Every time it appears as though firearm restrictions may be loosened gun control advocates predict blood in the streets. Even though firearm restrictions have been loosened significantly in recent times the gun control advocates’ predictions have remained unrealized. In fact, quite the opposite is true. Violent crime has been going down.

A similar thing is happening with drug restrictions. Every time it appears as though drug restrictions may be loosened drug prohibitionists predict massive spikes in drug usage amongst teens. Drug restrictions have been loosening in recent years but drug usage amongst teens is going down:

Teen drug and alcohol use has fallen to levels not seen since the height of the drug war in the 1990s, according to new federal survey data.

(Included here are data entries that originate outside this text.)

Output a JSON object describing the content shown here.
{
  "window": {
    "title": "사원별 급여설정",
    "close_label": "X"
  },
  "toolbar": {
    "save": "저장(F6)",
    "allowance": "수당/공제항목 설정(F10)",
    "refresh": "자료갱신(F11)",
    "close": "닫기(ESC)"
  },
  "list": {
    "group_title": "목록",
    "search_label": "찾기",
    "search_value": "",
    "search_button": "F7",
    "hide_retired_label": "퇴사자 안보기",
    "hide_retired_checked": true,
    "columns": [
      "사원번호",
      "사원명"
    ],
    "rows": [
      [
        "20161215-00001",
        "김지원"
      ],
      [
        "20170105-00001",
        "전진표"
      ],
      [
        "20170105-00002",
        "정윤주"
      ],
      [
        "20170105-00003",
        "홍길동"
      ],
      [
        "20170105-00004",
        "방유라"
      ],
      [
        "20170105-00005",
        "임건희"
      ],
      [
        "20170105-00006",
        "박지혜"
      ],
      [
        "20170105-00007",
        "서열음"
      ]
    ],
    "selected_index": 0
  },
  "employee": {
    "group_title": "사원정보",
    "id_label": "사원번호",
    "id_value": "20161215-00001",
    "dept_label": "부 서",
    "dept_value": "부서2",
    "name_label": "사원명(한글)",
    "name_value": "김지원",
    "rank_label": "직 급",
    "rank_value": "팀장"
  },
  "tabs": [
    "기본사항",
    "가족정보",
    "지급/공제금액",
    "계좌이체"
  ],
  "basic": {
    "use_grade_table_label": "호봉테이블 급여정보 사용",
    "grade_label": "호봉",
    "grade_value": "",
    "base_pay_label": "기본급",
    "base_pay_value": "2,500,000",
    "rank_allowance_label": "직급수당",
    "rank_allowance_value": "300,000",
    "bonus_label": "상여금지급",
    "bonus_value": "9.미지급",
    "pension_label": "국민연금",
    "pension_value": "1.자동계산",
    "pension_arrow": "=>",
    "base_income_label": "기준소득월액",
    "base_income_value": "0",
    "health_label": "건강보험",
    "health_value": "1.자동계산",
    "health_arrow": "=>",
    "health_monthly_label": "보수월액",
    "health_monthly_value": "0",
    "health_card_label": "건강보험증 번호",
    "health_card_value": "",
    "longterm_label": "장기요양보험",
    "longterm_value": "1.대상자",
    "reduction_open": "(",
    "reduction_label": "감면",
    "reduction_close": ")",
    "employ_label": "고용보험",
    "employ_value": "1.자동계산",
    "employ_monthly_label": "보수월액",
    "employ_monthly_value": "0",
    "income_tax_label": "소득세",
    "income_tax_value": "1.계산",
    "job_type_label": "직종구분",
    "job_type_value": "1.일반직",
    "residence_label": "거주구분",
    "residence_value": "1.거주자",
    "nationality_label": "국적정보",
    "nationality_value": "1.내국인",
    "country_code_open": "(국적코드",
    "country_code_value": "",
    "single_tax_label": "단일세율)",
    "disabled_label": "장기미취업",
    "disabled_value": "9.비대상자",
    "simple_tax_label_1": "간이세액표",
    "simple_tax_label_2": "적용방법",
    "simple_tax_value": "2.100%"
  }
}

The Monitoring the Future survey of about 50,000 high school students found that “considerably fewer teens reported using any illicit drug other than marijuana in the prior 12 months — 5 percent, 10 percent and 14 percent in grades 8, 10 and 12, respectively — than at any time since 1991.”

Teen alcohol and cigarette use are at historic lows, too. Among all students surveyed in 2016, just over 36 percent had drank alcohol in the previous year. That’s down by nearly half from the high in 1991, when 67 percent of high school students had consumed alcohol.

What’s the cause of this reduction? I could only offer guesses. But I can say for certain that drug prohibitions do not reduce drug usage amongst teens. If anything, the opposite may be true (or there may be no relation between drug usage amongst teens and the legal status of those drugs). Either way, we should stop taking the doom and gloom predictions by drug prohibitionists seriously.